Ramirent restructures in Central Europe as growth continues elsewhere
By Murray Pollok10 May 2012
Ramirent said recovery in all of its markets continued in the first quarter of the year with the exception of its Europe Central area, which covers Czech Republic, Hungary, Poland and Slovakia.
The company said overall visibility on its markets remained low and for that reason it would remain cautious on capital expenditure and focused on controlling costs. It has not changed its 2012 outlook of improved revenues and profitability.
Sales in Europe Central - representing less than 10% of the total - fell by 7.9% to €13.3 million and the operation made an EBIT loss of €2.1 million "burdened by lower prices and utilisation rates compared to last year". Ramirent said it was now restructuring the Europe Central business.
Elsewhere Ramirent reported continued high growth levels, with overall sales up 22.3% to €164.3 million, and like-for-like growth of 12.4%. EBITDA profits were up almost 52% to €41.9 million.
The businesses in Finland, Norway and Europe East (Russia, Baltic States, Ukraine) all saw revenue increases of more than 25% year-on-year, while increases in Sweden and Denmark were more modest at 16.6% and 17.3%, respectively.
Finland and Norway both reported jumps in EBIT profits, while the businesses in Denmark and Europe East both reached almost break-even points in EBIT after making significant losses in the same quarter in 2011.

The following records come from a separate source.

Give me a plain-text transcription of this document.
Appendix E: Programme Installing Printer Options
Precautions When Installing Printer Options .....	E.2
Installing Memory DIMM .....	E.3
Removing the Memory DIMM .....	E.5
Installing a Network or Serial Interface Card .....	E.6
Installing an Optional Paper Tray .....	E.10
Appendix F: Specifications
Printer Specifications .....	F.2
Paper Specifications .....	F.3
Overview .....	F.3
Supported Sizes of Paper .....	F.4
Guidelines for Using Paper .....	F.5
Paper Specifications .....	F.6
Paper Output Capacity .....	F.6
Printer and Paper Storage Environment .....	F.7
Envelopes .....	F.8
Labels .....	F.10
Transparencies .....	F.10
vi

Magnus Rosén, Ramirent's CEO, said; "While the year started strongly, there are still major uncertainties relating to general growth prospects in the economy, and these uncertainties may adversely affect the demand for rental products and services in the second half of the year. Due to the prevailing state of the markets, the visibility is low.
"We continue to carefully monitor the development of our market environment and maintain a high preparedness to act upon possible changes in market conditions. Our priority during 2012 is to be cautious in capital expenditure spending, to have a strict cost control and to maintain a strong balance sheet."